Since the second value in the list is a True value, both loops and generator seems to be equally fast. For our final investigation, we shall refer back to the any_pythagorean_triples(start, finish) example in our lab. 




import time

    
def any_pythagorean_triples_generator(start: int, finish: int) -> bool:
    """Return whether there is at least one pythagorean triple formed
    of integers from start to finish

    start, finish --- positive integers

    >>> any_pythagorean_triples(1, 4)
    False
    >>> any_pythagorean_triples(1, 5)
    True
    """
    start_time = time.time()
    # are there any...
    if any(
        # pythagorean triples in the *generator* --- notice the (...) not [...]
        # look up generator comprehensions, and experiment with changing
        # it back to [...] and calling any_pythagorean_triples(500, 1000)
        ((i**2 + j**2) == k**2 
                for i in range(start, finish + 1)
                for j in range(start, finish + 1)
                for k in range(start, finish + 1))):
        end_time = time.time()
        return end_time - start_time
    else:
        return False

def any_pythagorean_triples_loop(start: int, finish: int) -> bool:
    """Return whether there is at least one pythagorean triple formed
    of integers from start to finish

    start, finish --- positive integers

    >>> any_pythagorean_triples(1, 4)
    False
    >>> any_pythagorean_triples(1, 5)
    True
    """
    start_time = time.time()
    for i in range(start, finish + 1):
        for j in range(start, finish + 1):
            for k in range(start, finish + 1):
                if (i**2 + j**2) == k**2:
                    end_time = time.time()
                    return end_time - start_time
                
    return False


if __name__ == "__main__":
    start = 500
    finish = 1000
    print("It takes {} seconds to find whether there is at least one".format(
          any_pythagorean_triples_generator(start, finish)),
          "pythagorean triple formed from integers {} to {}".format(
           start, finish), "using a generator.")    
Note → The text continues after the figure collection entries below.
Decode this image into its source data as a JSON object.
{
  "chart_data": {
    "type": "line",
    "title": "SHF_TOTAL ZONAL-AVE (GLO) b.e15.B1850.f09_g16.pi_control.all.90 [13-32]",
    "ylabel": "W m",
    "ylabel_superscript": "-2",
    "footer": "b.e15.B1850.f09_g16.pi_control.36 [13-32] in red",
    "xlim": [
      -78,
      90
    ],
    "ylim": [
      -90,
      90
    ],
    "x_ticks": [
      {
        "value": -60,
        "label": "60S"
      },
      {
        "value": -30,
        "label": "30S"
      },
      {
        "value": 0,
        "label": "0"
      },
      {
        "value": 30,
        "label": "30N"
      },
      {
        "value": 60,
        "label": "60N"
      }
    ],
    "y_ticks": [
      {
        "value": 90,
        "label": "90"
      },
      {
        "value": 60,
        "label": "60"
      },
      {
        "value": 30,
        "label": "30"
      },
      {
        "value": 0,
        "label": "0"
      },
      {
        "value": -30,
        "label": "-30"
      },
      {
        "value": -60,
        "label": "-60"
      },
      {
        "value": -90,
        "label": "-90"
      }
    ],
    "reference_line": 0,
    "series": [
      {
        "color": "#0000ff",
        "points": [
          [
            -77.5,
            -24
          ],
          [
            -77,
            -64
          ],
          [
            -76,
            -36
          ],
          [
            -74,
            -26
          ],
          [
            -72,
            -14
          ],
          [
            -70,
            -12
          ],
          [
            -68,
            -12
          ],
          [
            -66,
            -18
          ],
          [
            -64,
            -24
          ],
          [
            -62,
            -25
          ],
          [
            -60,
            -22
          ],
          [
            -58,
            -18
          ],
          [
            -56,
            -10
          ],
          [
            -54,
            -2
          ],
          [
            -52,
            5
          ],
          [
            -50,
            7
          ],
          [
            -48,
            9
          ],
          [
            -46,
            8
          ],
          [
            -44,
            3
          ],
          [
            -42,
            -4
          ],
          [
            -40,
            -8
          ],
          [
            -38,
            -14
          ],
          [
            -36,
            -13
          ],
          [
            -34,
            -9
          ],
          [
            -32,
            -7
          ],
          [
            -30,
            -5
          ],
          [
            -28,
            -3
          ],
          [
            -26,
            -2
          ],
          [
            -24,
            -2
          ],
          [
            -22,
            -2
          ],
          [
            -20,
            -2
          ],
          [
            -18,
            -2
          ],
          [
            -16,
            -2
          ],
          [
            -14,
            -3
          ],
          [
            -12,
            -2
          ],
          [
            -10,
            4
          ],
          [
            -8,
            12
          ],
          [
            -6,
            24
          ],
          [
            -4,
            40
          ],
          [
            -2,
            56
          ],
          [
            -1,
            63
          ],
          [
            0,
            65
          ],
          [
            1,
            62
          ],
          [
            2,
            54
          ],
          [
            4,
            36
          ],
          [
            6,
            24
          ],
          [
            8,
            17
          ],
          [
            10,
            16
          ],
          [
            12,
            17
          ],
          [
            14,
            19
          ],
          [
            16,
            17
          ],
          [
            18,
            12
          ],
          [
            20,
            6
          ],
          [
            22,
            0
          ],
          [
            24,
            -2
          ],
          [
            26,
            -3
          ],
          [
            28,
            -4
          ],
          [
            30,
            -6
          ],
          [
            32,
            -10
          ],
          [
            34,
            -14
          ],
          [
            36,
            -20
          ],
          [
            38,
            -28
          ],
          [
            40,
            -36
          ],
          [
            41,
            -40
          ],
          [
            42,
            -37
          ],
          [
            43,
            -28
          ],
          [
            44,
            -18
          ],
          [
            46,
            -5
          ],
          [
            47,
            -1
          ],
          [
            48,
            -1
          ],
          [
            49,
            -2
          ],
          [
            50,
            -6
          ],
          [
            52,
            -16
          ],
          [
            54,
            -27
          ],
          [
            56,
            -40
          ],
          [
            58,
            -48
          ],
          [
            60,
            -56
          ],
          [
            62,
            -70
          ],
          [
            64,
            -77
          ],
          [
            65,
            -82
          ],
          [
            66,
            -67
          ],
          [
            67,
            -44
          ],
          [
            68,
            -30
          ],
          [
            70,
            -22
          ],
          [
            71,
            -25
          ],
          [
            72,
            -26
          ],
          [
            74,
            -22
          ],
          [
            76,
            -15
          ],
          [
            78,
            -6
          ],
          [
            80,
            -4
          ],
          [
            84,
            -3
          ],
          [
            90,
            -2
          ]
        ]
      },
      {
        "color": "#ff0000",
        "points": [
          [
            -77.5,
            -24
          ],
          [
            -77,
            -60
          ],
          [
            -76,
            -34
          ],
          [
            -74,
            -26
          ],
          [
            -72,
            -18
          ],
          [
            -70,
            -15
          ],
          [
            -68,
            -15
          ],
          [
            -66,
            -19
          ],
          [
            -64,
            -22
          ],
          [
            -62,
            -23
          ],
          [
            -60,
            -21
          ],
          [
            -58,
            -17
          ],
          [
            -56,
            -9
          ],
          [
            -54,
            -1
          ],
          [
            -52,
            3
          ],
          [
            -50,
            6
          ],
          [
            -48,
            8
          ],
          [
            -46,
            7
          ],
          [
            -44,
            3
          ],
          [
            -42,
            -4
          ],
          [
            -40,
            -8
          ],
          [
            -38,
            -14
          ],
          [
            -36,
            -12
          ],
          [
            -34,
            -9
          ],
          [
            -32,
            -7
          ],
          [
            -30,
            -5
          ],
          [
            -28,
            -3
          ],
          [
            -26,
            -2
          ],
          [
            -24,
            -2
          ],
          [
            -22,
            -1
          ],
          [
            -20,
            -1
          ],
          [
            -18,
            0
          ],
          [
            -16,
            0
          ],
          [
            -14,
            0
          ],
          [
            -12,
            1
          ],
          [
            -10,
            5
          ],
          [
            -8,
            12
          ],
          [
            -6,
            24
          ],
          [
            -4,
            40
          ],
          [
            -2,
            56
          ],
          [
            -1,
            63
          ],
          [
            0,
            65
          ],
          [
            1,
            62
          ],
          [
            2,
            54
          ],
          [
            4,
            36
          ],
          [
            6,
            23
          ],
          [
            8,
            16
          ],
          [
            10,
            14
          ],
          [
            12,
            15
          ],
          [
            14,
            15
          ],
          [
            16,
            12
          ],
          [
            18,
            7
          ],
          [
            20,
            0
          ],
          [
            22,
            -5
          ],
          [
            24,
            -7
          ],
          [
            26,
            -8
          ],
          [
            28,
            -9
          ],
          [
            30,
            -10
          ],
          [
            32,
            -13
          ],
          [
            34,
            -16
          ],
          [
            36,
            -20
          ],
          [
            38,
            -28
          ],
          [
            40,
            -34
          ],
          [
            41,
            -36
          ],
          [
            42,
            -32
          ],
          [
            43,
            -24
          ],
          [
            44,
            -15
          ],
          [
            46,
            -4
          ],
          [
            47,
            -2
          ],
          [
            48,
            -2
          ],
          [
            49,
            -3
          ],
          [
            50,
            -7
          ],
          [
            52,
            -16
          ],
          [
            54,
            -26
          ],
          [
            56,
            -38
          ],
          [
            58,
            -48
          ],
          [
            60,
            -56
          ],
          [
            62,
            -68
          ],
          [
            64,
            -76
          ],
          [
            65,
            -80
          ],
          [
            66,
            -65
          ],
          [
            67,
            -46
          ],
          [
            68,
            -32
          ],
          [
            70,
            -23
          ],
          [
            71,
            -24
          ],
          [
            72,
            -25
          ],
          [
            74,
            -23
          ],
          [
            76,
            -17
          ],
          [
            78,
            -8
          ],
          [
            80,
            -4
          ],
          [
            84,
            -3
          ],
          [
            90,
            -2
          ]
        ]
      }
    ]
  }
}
    print("It takes {} seconds to find whether there is at least one".format(
          any_pythagorean_triples_loop(start, finish)),
          "pythagorean triple formed from integers {} to {}".format(
           start, finish), "using a loop.")   
    

Our final results were as follow:


It takes 0.021003007888793945 seconds to find whether there is at least one pythagorean triple formed from integers 500 to 1000 using a generator.  
It takes 0.02050304412841797 seconds to find whether there is at least one pythagorean triple formed from integers 500 to 1000 using a loop.

Conclusion

  • List Comprehensions are always the fastest at creating a complete list of items, and performing any amount of calculations on all the items. This is because python has optimized this procedure.
  • Converting a Generator Comprehension into a list is only slightly faster than creating a list using a for loop.
  • Generator Comprehensions should not be used to create lists via iteration using next().
  • Generator Comprehensions are significantly faster than List Comprehension at finding whether a particular value exists in the list (i.e. True).
  • However, a loop is slightly faster than a Generator Comprehension at finding whether a particular value exists.
  • Generator Comprehension's main purpose is for saving memory. (i.e. Generators are for Performance, not Efficiency.)